What is the prevalence of your outcome variable in the sample?
 

rogojel

TS Contributor
#16
Hi DrFurbos,
I will need to study that a bit, it has a lot of information. A question about the variables: do you have healthy people in the model? I mean in the restricted model we were discussing would w=0 and x6=0 mean a person with neither symptoms?

kind regards
 
#17
Hi Hlsmith

The prevalence is:

Code:
GP: Spoke with about a mental, nervous or emotional complaint in past 12 months	
				
		Frequency	Percent	Valid Percent	Cumulative Percent
Valid	no	6469	87.4	87.4	87.4
	yes	934	12.6	12.6	100.0
	Total	7403	100.0	100.0
 

rogojel

TS Contributor
#18
hlsmith,
I think, if I do what you propose I will get the same result I was proposing earlier, namely that the odds of a person with both conditions asking for help is higher then the odds of a person with any one of the conditions asking for help.
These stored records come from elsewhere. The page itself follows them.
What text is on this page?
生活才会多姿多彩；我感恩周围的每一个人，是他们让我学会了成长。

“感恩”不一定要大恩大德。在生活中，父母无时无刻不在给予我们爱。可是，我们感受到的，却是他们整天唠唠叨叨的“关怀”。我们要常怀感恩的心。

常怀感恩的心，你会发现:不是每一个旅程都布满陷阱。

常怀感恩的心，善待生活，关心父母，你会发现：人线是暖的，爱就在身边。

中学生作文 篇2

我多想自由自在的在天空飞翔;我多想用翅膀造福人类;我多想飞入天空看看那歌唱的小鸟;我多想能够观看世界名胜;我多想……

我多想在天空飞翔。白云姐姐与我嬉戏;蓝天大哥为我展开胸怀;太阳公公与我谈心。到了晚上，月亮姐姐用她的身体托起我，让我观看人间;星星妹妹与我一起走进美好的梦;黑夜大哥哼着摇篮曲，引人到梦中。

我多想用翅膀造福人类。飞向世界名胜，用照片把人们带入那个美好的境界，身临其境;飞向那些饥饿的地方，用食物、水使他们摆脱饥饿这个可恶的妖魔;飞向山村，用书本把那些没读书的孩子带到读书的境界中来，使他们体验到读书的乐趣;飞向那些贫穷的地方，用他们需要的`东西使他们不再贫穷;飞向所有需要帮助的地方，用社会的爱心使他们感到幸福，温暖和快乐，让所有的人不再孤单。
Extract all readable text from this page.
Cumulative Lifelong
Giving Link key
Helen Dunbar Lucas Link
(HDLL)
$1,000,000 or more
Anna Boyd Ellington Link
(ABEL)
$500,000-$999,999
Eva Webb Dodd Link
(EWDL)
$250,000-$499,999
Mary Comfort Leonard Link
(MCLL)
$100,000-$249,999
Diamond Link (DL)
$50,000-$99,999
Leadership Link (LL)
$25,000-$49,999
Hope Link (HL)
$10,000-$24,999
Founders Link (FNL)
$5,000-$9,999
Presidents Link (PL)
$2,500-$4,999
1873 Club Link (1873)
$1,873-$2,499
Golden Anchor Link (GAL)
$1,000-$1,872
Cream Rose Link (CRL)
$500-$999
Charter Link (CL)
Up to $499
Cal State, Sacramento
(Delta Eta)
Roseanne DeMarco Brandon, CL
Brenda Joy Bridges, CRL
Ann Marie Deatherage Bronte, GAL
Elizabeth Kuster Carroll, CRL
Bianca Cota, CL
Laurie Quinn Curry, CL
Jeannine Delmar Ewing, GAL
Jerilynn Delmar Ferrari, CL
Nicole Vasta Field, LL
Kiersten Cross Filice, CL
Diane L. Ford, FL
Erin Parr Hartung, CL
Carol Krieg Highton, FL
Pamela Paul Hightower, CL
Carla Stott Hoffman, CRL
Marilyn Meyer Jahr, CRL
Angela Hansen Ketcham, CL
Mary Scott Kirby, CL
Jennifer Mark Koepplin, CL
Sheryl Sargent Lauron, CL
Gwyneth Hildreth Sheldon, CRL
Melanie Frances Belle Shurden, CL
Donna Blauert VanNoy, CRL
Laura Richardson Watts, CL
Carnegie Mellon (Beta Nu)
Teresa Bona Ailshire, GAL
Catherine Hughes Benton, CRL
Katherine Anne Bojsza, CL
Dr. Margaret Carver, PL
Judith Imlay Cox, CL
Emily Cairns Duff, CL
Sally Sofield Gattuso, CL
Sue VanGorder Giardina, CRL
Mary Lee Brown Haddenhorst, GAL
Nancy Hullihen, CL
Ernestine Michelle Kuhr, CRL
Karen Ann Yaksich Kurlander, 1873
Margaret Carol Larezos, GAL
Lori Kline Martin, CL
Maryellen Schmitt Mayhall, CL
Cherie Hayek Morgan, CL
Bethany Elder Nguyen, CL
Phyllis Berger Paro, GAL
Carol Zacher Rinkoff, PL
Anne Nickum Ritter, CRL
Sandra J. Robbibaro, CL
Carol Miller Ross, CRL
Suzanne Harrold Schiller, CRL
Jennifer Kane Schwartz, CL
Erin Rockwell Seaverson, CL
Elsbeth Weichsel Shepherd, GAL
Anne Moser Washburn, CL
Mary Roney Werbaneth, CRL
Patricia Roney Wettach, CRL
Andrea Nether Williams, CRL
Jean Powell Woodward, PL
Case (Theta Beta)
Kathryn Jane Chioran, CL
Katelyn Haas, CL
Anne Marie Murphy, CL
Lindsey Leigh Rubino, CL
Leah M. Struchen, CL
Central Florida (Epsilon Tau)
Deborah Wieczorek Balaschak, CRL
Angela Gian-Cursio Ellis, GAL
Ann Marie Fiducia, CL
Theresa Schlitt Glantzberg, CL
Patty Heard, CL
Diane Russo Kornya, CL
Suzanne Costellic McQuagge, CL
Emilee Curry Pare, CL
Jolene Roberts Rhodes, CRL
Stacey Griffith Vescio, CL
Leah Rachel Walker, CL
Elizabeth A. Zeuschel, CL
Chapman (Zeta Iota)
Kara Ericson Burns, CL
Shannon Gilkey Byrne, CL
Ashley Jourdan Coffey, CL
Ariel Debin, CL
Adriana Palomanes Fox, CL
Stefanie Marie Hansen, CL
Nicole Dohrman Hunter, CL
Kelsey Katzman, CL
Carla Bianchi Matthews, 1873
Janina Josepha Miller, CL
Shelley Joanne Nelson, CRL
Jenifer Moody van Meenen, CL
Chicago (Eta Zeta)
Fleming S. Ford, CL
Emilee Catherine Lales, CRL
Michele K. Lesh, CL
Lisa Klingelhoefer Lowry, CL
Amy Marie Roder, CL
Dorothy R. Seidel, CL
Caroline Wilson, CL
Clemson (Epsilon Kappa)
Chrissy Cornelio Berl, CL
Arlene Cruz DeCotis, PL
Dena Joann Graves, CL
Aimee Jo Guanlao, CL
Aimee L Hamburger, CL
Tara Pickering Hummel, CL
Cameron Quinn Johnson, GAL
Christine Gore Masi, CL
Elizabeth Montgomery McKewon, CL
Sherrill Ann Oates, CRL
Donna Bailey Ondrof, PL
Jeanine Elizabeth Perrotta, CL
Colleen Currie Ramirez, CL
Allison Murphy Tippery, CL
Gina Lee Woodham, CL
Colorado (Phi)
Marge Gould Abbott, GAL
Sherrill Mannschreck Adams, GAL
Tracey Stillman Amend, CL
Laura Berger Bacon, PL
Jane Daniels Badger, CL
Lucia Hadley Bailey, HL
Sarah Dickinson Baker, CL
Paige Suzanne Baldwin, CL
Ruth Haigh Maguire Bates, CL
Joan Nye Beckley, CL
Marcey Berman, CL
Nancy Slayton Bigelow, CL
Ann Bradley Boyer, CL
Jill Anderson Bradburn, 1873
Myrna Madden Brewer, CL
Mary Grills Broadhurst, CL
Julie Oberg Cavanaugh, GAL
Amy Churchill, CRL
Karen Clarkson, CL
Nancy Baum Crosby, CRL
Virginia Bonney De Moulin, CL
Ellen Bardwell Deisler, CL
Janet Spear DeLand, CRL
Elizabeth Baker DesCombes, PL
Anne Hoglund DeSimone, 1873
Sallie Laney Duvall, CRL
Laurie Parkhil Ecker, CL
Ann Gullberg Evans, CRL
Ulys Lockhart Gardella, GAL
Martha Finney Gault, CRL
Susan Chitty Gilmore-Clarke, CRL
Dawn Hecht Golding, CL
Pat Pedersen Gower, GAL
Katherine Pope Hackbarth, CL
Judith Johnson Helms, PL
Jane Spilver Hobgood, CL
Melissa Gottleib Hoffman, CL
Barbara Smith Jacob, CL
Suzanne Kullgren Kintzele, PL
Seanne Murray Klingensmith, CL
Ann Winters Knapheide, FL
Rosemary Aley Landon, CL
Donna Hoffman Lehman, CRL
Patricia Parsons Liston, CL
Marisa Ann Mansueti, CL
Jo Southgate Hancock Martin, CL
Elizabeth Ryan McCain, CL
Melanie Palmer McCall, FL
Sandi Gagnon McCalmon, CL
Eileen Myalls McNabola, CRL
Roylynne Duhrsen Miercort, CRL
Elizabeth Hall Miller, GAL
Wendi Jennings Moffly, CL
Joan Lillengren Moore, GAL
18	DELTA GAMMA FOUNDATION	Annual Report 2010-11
Of course I would have to translate the probs back to odds.
 
#19
Hi DrFurbos,
I will need to study that a bit, it has a lot of information. A question about the variables: do you have healthy people in the model? I mean in the restricted model we were discussing would w=0 and x6=0 mean a person with neither symptoms?

kind regards
Yes, the binary variables are operationlized as :
0 = no disorder 1 = disorder.
y1 (the outcome variable) is spoke to a doctor: 0= no 1 = yes
 

rogojel

TS Contributor
#20
my predictions would be like this , provided that I calculated correctly:
the odds ratio of a person with x6 and w looking for help would be about 10. In the absence of the interction the odds ratio would be about 18. I guess calculating the probabilities and working out the odds you should get the same tesult. In the odds ratio I took as a basis a person with both x6 and w equal to 0.